The well-known phenomenon of forward (elastic) scattering of x-ray photoelectrons and Auger electrons, which gives rise to prominent diffraction peaks for emission from monocrystalline materials, can lead to a much less prominent, yet significant, angular intensity modulation of emission from nominally non-order materials in which stoichiometric or other constraints enforce some short to medium-range order. A seemingly small intensity modulation can have a drastic effect on the determination of layer thickness or of effective attenuation length from angle-resolved measurements. This conclusion is arrived at by applying the known facts of forward scattering (summarized here) to the currently accepted structural model of oxide layers on the semiconductors Si and GaAs (serving as examples).

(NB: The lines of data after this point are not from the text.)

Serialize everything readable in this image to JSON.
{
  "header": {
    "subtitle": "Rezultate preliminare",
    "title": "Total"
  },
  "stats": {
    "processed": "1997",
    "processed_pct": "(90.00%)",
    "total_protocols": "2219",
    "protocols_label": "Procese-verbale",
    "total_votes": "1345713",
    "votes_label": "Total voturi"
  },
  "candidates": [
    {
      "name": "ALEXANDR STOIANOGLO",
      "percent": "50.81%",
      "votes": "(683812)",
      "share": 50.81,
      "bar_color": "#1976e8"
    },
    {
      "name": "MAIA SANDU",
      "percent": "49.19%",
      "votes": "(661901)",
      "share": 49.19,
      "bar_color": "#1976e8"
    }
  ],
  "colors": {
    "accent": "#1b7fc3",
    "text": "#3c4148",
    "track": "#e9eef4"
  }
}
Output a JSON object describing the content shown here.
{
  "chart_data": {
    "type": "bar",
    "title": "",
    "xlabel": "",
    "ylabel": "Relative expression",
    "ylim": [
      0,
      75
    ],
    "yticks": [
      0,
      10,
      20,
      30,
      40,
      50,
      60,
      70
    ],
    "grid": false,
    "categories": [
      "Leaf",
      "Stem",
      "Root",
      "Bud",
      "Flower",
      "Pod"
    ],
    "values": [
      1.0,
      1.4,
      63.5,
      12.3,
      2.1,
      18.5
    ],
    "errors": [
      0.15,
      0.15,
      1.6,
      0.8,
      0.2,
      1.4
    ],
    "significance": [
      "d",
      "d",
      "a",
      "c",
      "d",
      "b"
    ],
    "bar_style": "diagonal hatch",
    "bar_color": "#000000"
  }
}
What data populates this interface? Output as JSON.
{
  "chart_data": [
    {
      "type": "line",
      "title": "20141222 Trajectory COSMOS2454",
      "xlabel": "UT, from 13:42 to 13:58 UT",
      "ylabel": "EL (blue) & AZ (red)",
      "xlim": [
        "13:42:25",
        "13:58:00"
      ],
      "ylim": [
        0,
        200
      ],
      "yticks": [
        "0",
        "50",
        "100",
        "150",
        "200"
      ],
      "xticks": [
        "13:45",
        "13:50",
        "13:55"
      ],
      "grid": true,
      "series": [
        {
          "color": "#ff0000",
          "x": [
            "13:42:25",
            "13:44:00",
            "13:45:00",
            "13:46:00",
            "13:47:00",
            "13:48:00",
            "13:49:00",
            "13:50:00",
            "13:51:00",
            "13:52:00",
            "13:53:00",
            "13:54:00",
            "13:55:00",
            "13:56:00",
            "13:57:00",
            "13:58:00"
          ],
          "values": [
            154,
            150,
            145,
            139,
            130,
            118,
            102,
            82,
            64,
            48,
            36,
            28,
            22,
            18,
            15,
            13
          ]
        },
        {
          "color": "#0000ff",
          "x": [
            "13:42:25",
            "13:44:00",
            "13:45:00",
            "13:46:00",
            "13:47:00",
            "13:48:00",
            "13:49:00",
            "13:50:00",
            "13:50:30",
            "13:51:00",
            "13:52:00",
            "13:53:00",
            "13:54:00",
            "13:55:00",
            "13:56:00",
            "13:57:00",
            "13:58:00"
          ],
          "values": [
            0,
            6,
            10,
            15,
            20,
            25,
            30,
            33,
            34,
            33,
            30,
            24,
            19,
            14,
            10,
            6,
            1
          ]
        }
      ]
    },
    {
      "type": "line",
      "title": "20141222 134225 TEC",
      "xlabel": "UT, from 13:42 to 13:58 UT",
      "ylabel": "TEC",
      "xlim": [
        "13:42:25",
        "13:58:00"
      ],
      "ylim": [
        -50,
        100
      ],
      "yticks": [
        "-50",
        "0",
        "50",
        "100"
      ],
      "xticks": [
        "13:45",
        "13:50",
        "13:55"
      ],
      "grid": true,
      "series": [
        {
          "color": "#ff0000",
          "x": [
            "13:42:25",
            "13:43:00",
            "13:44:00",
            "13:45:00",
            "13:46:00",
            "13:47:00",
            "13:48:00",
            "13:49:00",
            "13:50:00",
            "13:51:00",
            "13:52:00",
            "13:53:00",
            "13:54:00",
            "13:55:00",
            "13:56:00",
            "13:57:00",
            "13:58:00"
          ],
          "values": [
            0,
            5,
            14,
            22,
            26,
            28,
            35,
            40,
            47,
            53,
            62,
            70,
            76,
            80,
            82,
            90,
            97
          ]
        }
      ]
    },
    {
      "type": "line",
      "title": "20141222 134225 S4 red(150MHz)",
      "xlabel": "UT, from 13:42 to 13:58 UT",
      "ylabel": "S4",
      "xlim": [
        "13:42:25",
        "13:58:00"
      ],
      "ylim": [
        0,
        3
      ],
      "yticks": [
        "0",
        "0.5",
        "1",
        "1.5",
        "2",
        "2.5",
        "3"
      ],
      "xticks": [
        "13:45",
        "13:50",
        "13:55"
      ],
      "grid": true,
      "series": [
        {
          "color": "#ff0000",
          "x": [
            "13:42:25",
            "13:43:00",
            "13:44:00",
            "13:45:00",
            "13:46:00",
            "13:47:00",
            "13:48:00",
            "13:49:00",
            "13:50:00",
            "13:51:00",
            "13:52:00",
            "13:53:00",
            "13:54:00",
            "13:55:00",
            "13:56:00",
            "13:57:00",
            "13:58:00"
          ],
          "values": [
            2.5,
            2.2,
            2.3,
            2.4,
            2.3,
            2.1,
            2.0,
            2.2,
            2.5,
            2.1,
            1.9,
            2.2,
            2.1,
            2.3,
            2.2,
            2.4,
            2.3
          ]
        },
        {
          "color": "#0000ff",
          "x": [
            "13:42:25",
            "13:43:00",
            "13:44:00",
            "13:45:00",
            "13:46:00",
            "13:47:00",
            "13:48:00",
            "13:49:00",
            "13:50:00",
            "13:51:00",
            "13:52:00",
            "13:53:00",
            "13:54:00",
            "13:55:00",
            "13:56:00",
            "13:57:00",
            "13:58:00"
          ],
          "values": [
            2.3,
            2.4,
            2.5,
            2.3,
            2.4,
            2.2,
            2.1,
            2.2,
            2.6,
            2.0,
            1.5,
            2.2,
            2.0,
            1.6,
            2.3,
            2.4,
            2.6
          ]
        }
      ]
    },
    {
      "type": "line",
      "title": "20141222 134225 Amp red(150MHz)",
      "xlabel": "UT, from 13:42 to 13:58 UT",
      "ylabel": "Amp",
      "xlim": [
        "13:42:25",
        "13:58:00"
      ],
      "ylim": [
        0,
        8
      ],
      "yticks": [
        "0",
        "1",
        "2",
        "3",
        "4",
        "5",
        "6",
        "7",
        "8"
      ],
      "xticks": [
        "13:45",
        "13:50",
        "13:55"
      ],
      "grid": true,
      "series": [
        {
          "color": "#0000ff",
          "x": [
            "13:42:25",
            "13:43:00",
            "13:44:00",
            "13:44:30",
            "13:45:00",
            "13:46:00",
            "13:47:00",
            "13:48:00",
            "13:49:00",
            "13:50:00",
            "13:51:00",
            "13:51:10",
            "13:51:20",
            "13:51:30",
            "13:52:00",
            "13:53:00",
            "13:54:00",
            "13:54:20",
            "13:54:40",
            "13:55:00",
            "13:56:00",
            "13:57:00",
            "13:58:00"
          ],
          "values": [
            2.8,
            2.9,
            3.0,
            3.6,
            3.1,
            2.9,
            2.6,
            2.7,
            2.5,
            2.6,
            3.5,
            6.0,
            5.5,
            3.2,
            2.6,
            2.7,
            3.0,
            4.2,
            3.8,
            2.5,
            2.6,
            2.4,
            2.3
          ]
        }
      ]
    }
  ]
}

The predictions are compared with experimental data on carbonaceous contamination in the native oxide layers on Si (111) and GaAs (001), obtained by angle-resolved XPS and AES and evaluated for angle-dependent effective attenuation length. It is concluded that angular intensity modulation can be expected to be a frequently occurring phenomenon with serious implications for the study of ultrathin layers and ultrashallow depth profiles by the electron spectroscopies XPS and AES.